[Intel-gfx] [PATCH] RFC drm/i915: Slaughter the thundering i915_wait_request herd

Mon Nov 2 07:28:22 PST 2015

On Mon, Nov 02, 2015 at 02:57:47PM +0000, Gong, Zhipeng wrote:
> > -----Original Message-----
> > From: Chris Wilson [mailto:chris at chris-wilson.co.uk]
> > Sent: Monday, November 02, 2015 10:16 PM
> > To: Gong, Zhipeng
> > Cc: intel-gfx at lists.freedesktop.org; Rogozhkin, Dmitry V
> > Subject: Re: [PATCH] RFC drm/i915: Slaughter the thundering
> > i915_wait_request herd
> > 
> > On Mon, Nov 02, 2015 at 02:00:47PM +0000, Gong, Zhipeng wrote:
> > > Attach the perf data for BDW async1 and async5 with or without patch.
> > 
> > Hmm, I can see it is the i915_spin_request() consuming the time, but I was
> > hoping to get the callgraph so I could see where the call to i915_wait_request
> > was originating from. Could you regenerate the perf report with -g (or maybe
> > you need a slightly newer perf)?
> > -Chris
> > 
> Chris, I dump the it to txt, but it is hard to read since the call chain is too long.
> If you need the data in other format, please let me know.

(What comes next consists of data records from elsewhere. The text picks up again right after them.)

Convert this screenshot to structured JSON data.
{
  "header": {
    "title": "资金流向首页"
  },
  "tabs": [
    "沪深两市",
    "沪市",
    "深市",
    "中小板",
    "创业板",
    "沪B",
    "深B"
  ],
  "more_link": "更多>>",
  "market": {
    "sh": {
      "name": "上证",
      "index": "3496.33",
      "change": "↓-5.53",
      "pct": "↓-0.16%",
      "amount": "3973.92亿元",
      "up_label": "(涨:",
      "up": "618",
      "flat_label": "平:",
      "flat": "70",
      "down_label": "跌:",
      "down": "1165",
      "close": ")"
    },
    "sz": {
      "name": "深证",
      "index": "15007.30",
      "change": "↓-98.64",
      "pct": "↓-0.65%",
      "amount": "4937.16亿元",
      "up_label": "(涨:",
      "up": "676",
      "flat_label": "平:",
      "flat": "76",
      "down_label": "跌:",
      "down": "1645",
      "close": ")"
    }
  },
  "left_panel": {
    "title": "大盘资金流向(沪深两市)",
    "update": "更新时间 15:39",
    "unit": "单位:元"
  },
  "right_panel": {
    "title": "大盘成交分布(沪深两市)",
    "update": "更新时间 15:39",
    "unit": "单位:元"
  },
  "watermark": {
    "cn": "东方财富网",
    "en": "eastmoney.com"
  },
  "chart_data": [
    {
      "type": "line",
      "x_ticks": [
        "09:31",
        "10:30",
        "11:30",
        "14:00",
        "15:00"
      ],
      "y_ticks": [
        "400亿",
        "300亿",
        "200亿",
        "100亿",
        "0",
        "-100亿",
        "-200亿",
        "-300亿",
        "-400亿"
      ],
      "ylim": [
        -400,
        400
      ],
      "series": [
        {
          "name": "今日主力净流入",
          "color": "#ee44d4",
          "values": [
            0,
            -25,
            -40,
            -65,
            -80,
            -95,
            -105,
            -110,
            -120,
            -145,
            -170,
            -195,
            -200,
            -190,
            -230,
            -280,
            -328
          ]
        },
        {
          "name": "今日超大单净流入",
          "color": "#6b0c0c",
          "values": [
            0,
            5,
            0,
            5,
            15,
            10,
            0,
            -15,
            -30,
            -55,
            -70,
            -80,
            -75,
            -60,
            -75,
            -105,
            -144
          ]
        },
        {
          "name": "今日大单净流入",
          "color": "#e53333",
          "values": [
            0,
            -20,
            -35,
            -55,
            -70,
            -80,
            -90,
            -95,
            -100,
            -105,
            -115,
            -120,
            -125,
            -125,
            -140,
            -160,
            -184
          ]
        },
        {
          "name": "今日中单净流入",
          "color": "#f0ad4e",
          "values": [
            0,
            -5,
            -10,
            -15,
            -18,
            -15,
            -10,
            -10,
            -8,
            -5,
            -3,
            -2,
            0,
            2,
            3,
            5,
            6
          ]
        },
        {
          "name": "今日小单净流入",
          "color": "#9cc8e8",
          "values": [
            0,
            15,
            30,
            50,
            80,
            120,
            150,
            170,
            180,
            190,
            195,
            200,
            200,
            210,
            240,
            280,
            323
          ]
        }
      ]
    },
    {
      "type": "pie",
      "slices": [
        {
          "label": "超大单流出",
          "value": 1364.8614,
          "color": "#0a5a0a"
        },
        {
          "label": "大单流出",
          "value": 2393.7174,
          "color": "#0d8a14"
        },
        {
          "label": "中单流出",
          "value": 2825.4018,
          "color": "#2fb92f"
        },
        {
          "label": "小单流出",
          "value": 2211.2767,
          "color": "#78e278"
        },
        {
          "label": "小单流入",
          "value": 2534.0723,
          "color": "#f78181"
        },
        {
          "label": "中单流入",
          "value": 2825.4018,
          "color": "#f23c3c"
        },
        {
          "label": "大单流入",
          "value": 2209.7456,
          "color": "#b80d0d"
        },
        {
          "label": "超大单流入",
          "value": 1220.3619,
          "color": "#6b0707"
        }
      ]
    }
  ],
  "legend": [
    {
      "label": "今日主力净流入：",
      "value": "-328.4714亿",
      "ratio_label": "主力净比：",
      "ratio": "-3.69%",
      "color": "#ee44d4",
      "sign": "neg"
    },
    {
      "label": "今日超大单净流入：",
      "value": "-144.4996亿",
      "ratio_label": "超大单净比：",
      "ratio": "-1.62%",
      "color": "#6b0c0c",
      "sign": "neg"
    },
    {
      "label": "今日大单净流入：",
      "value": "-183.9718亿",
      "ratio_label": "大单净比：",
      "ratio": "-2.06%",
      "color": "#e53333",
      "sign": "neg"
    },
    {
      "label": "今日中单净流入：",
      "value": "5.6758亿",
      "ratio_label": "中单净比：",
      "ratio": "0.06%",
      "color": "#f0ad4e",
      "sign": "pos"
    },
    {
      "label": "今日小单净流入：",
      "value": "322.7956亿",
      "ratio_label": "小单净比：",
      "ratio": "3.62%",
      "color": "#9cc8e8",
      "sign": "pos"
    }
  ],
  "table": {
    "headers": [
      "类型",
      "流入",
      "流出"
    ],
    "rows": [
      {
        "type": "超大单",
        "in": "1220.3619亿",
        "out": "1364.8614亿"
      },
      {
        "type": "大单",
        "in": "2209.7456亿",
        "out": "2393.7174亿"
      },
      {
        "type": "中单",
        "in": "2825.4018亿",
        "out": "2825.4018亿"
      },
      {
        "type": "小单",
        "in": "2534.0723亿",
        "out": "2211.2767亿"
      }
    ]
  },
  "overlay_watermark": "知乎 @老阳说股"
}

Just get a wider monitor :)

Ok, that does confirm that it is the frequent inter-ring sync keeping
the waitqueue short.

If you try,

diff --git a/drivers/gpu/drm/i915/intel_ringbuffer.c b/drivers/gpu/drm/i915/intel_ringbuffer.c
index 21017daecb90..008b43be791f 100644
--- a/drivers/gpu/drm/i915/intel_ringbuffer.c
+++ b/drivers/gpu/drm/i915/intel_ringbuffer.c
@@ -70,6 +70,8 @@ static void intel_engine_irq_wakeup(struct work_struct *work)
                container_of(work, struct intel_engine_cs, irq_work);
        const bool noirq = !__irq_enable(engine);
        DEFINE_WAIT(wait);
+#define KEEPALIVE 10
+       int keepalive = KEEPALIVE;
 
        for (;;) {
                struct timer_list timer;
@@ -115,8 +117,11 @@ static void intel_engine_irq_wakeup(struct work_struct *work)
                }
                engine->irq_first = request;
                spin_unlock(&engine->irq_lock);
-               if (request == NULL)
-                       break;
+               if (request == NULL) {
+                       if (--keepalive == 0)
+                               break;
+               } else
+                       keepalive = KEEPALIVE;
 
                /* Make sure the hangcheck timer is armed in case the GPU
                 * hangs and the request never completes.
@@ -124,7 +129,7 @@ static void intel_engine_irq_wakeup(struct work_struct *work)
                i915_queue_hangcheck(engine->i915);
 
                timer.function = NULL;
-               if (noirq || missed_irq(engine)) {
+               if (request == NULL || noirq || missed_irq(engine)) {
                        setup_timer_on_stack(&timer,
                                             (void (*)(unsigned long))wake_up_process,
                                             (unsigned long)current);
@@ -165,6 +170,8 @@ void intel_engine_add_wakeup(struct drm_i915_gem_request *request)
 
                if (RB_EMPTY_ROOT(&engine->irq_requests))
                        schedule_work(&engine->irq_work);
+               else
+                       wake_up_all(&engine->irq_queue);
 
                init_waitqueue_head(&request->wait);


That should keep the worker alive for a further 10 jiffies, hopefully
long enough for the next wait to occur. The cost is that it keeps the
interrupt asserted (and to avoid that requires a little rearrangment and
probably a dedicated kthread for each ring).
-Chris

-- 
Chris Wilson, Intel Open Source Technology Centre